Los que se han quedado fuera deben andar ciscándose en la madre del que inventó la democracia, que es un sistema tonto, porque el pueblo no sabe lo que le conviene. Y en eso, si se fijan ustedes, se parecen mucho unos y otros. No sé si los unos, ¡pero los otros qué esperaban si llegaron buscando ojos donde meter el dedo! Y en estas va Feijoo, que a veces, como el infausto rey emérito, quiere hacerse el campechano (dícese de los naturales de Campeche, México), y exclama aquello de que los gallegos votan lo que quieren. Y a mí, claro, se me ocurre imaginar que lo mismo les pasará a los extremeños y a los asturianos. Pero la frase suena a que votan lo que quieren cuando me votan a mí. Ergo si votan al de enfrente no votan lo que quieren, y volvemos a la premisa de los caídos en la contienda: La democracia mola mogollón cuando ganamos nosotros.

Lo cierto es que ganar las elecciones es lo más cercano que hay a ganar los euromillones.
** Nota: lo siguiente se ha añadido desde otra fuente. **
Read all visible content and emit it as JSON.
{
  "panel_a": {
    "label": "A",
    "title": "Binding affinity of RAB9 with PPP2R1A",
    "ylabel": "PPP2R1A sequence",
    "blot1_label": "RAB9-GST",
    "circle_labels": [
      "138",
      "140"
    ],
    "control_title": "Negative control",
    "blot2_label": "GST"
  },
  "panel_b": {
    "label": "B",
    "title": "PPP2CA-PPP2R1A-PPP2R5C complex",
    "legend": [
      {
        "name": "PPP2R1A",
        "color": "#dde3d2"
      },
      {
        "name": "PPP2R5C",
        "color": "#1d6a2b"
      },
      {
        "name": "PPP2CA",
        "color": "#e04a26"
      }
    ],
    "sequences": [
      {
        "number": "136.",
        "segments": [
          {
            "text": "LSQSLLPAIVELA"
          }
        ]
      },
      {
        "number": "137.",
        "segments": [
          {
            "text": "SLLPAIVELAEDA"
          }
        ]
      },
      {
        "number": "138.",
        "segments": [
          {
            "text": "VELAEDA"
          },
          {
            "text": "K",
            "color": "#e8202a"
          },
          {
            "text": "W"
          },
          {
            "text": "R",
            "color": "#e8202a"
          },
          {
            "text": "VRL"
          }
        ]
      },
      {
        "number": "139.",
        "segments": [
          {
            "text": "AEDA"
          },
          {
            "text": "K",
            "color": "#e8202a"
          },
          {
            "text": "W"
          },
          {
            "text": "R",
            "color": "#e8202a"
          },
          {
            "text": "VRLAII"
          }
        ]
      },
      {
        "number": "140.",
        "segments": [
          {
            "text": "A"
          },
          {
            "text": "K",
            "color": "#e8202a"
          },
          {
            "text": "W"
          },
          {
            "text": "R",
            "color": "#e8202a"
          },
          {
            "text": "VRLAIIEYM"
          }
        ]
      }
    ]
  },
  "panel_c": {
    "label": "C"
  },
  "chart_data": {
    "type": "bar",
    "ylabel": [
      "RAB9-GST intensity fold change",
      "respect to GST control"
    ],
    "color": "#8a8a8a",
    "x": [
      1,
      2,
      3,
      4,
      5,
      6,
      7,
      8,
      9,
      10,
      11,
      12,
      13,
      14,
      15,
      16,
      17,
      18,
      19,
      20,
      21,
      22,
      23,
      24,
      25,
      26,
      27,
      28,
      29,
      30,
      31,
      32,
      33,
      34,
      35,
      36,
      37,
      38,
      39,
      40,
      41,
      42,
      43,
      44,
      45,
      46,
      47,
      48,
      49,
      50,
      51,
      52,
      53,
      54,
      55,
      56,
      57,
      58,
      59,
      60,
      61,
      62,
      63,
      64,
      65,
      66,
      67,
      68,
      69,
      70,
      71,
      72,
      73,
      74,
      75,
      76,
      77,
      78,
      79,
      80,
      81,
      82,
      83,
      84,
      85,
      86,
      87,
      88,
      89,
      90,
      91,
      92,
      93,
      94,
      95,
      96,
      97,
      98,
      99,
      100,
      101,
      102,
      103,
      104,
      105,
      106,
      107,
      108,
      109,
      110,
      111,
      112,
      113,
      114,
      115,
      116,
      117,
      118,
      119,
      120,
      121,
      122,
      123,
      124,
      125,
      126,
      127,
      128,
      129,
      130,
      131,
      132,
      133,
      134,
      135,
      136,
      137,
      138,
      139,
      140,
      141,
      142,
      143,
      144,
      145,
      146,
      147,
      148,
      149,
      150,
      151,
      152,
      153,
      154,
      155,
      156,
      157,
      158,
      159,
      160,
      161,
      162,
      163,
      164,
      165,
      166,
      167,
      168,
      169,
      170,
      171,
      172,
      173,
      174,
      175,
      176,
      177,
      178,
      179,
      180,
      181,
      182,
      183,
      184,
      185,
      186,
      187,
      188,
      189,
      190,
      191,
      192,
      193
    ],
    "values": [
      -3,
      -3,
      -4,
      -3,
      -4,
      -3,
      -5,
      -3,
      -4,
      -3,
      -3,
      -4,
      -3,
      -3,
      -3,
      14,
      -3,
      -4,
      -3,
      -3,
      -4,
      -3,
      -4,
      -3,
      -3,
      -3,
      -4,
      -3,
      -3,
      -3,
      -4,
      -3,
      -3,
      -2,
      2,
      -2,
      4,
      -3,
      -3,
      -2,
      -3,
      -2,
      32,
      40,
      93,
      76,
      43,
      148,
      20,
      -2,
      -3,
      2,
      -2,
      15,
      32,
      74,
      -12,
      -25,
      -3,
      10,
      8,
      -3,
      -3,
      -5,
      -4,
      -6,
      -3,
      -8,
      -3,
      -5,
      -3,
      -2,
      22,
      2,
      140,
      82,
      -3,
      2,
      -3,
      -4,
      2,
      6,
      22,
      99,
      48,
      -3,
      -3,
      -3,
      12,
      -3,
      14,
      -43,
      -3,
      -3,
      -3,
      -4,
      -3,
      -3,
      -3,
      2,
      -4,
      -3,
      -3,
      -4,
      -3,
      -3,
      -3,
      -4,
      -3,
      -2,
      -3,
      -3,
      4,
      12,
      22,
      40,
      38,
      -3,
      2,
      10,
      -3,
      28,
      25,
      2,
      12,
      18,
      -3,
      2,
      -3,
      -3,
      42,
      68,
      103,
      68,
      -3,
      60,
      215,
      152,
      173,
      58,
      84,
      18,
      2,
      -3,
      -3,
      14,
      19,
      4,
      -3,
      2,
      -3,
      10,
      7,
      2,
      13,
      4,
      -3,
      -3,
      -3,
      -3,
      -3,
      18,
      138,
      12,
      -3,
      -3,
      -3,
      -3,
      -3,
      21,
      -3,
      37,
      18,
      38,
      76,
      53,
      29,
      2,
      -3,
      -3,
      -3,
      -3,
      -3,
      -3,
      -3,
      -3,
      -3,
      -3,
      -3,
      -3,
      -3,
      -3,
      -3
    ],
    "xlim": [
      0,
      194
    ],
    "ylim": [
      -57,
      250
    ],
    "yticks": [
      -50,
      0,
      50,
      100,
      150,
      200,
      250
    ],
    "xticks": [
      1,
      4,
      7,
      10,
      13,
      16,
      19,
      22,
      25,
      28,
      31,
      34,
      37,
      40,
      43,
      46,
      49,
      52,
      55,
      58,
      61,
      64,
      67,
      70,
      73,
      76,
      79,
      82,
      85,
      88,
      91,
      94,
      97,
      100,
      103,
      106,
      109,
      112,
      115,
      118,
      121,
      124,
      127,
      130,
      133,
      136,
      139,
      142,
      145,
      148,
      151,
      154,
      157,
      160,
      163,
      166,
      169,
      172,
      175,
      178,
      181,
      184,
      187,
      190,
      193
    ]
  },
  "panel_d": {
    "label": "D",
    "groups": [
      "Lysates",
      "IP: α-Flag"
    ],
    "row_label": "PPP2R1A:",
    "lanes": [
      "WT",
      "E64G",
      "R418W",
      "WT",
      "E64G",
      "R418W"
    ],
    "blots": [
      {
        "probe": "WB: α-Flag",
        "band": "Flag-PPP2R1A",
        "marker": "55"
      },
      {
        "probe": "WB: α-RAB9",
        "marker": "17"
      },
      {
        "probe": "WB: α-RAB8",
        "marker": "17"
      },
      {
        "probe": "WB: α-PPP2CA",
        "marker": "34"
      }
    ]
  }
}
Todo el mundo te quiere, te da palmadas en la espalda, te sonríe, y el estado te llena las arcas de dinero. Los miembros del aparato del Partido Popular de Galicia (no confundir con, por ejemplo, el aparato digestivo), van a trabajar en verano, pero sus escapaditas a la playa las harán, con el riñón cubierto, y van a pedir lubina salvaje, como en los años de Fraga, que hoy en boca de Podemos sería «el señor Manuel». Galicia, Galicia, Galicia... en el país de las maravillas.